Releases: ENHANCE-PET/MOOSE
moose-v.2.2.35
[Bug] Included the right opencv-python version https://github.com/QIMP-Team/MOOSE/issues/67
Moose v2.2.33 Release Notes
Date: 3rd october 2023
New Features
- Custom nnU-Net Trainer: Specialized trainer for optimized vertebrae segmentation.
- Severe Data Augmentation (DA5): Enhanced data augmentation strategy for improved generalization.
- No Mirroring: Focused on capturing clinically relevant features by removing data mirroring.
Notes
- Backward-compatible but upgrading is strongly recommended.
- Performance metrics comparing new and old models to be released soon.
moose v2.2.32 Release Notes
Release Date
2023-09-26
Overview
We are excited to announce the release of moose v2.2.32! This update brings new features and improvements that make medical image analysis for preclinical arena easier and more efficient.
What's New
Features
Preclinical CT Legs Model
- We've included a new model called
preclin_ct_legs
, designed to segment mouse preclinical CT images for the left and right leg.
Improvements
tqdm Progress Bar in nnunetv2
- The tqdm progress bar from nnunetv2 is now hidden. We rerouted it to
stderr
to make the user interface cleaner.
Installation
To install the latest version, run the following command:
pip install moosez==2.2.32
or update using:
pip install --upgrade moosez
Acknowledgments
We would like to thank our contributors and users for their continued support and feedback.
MOOSE 2.0 is here!
🎉 Announcing MOOSE 2.0: Leaner. Meaner. Stronger 🎉
Exciting times are ahead! We're thrilled to unveil MOOSE 2.0, taking 3D medical image segmentation to unprecedented heights! 🚀
🌟 Features at a Glance:
-
Leaner: Optimized for efficiency, MOOSE 2.0 doesn't demand extensive resources. It's compatible with various OS and even works without high-end GPUs (a bit slower though).
-
Meaner: A remarkable speed upgrade – we're talking about a version that's 5x faster than version 1! Designed for both clinical and preclinical (coming soon) settings, this is a segmentation powerhouse. ⚡
-
Stronger: The strength of MOOSE 2.0 is undeniable, backed by Data-centric AI principles and a staggering 2.5k datasets.
-
Versatility: Whether you prefer command-line tools for batch processing or using it as a library for your Python projects, MOOSE 2.0 offers unmatched flexibility. 😎
📌 Ready to Dive In?
Before you start, ensure you meet the requirements:
- OS Compatibility: Windows, Mac, or Linux.

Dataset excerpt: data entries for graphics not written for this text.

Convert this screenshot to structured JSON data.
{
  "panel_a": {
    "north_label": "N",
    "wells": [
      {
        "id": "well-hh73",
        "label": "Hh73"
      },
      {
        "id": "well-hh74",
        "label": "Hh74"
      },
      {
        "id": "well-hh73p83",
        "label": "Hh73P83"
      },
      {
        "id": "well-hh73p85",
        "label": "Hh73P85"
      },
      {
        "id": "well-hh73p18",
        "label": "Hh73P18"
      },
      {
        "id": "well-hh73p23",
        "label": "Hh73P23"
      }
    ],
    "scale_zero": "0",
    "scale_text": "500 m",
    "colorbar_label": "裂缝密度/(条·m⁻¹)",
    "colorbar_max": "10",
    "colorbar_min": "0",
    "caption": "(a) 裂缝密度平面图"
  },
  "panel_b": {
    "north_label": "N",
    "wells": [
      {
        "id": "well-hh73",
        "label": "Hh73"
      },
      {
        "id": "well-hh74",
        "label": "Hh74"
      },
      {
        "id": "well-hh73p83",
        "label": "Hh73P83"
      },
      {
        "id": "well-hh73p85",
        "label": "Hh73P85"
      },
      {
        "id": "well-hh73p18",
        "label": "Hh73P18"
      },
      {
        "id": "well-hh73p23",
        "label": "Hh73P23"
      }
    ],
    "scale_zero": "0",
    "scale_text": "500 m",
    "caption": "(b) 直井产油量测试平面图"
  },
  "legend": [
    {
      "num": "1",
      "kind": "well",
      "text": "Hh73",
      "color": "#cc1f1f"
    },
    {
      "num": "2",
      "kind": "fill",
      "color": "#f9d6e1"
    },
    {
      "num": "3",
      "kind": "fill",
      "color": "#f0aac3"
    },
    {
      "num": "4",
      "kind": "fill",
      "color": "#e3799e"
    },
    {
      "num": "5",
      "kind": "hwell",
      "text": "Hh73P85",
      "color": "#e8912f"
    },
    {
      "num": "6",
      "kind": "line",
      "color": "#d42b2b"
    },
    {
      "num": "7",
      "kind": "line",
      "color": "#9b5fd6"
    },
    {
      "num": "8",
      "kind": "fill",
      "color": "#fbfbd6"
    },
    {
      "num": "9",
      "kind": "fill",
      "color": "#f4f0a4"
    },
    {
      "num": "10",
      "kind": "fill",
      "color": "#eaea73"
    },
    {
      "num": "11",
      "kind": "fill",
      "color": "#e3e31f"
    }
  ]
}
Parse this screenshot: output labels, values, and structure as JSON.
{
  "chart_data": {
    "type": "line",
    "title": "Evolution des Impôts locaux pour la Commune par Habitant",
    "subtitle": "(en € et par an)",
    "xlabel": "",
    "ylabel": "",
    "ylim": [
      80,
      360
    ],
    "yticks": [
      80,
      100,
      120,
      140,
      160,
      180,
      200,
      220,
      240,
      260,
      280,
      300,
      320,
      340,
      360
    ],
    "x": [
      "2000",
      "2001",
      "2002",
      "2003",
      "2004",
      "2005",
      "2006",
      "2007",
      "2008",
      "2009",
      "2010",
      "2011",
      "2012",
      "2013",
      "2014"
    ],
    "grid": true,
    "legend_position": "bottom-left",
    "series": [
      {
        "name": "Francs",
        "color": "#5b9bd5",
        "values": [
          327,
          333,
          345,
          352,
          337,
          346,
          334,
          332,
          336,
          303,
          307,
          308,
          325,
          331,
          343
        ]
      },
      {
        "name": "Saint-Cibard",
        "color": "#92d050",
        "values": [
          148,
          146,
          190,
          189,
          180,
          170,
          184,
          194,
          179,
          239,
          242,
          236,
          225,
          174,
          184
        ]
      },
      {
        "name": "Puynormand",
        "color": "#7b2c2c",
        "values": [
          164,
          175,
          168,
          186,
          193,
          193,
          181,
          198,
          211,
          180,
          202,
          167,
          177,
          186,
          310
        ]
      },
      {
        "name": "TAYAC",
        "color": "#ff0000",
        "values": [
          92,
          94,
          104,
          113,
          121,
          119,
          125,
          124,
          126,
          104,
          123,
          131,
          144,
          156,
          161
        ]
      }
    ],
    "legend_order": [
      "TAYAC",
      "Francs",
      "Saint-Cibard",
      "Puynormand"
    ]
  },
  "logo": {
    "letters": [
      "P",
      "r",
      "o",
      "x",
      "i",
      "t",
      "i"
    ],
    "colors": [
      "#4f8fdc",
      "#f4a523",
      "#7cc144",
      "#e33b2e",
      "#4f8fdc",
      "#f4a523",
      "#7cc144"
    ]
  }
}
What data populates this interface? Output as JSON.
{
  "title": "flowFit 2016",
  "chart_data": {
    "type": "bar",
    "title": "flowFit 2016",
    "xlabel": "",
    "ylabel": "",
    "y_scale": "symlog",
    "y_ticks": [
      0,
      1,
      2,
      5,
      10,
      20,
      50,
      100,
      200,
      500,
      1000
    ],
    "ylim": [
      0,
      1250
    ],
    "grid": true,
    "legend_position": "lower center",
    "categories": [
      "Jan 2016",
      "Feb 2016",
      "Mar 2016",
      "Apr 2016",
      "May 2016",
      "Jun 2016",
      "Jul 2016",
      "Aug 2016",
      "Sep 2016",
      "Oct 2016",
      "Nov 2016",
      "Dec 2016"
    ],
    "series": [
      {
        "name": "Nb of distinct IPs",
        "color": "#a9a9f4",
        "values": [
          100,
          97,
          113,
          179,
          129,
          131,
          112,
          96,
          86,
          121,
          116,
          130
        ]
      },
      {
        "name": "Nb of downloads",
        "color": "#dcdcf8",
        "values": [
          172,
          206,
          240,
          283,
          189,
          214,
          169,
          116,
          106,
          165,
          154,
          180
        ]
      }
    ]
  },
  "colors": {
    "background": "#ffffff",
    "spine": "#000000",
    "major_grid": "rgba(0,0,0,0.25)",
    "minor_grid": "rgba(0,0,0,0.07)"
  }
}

- Memory: At least 32GB RAM.
- GPU: For enhanced speed, an NVIDIA GPU is recommended.
- Python: Version 3.9 or above.
🔧 Quick Installation:
-
For Linux and MacOS:
python3 -m venv moose-env source moose-env/bin/activate pip install moosez
-
For Windows:
python -m venv moose-env .\moose-env\Scripts\activate pip install moosez
✨ How to Use:
-
As a Command-Line Tool:
moosez -d <path_to_image_dir> -m <model_name>
-
As a Library in Python Projects:
from moosez import moose moose(model_name, input_dir, output_dir, accelerator)
📂 Adherence to the specified directory structure and naming conventions is crucial for the best results with MOOSE 2.0.
🎁 Contribute to MooseZ:
Join the MooseZ community! Add your custom nnUNetv2 models to MooseZ and enjoy the speed and efficiency it offers.
🔍 The 'Z' in our Python Packages:
Our signature 'Z' is a testament to our innovative spirit at QIMP. It signifies our quest for the unknown, always pushing the boundaries in medical imaging.
Dive into the complete README for a detailed exploration. Here's to redefining the future of medical image segmentation! Join us in this exhilarating journey with MOOSE 2.0. 🚀🔬
Happy segmenting! 💡🎊
moose-v0.1.4
What's Changed
- Feature: Adding checks for environment variables by @LalithShiyam in #43
- Bug: nnUNet broke suddenly due to version issues, now MOOSE installation file will always build the latest version of nnUNet from the git repo (MIC-DKFZ/nnUNet#1132)! Please re-install MOOSE, if MOOSE doesn't work due to this bug.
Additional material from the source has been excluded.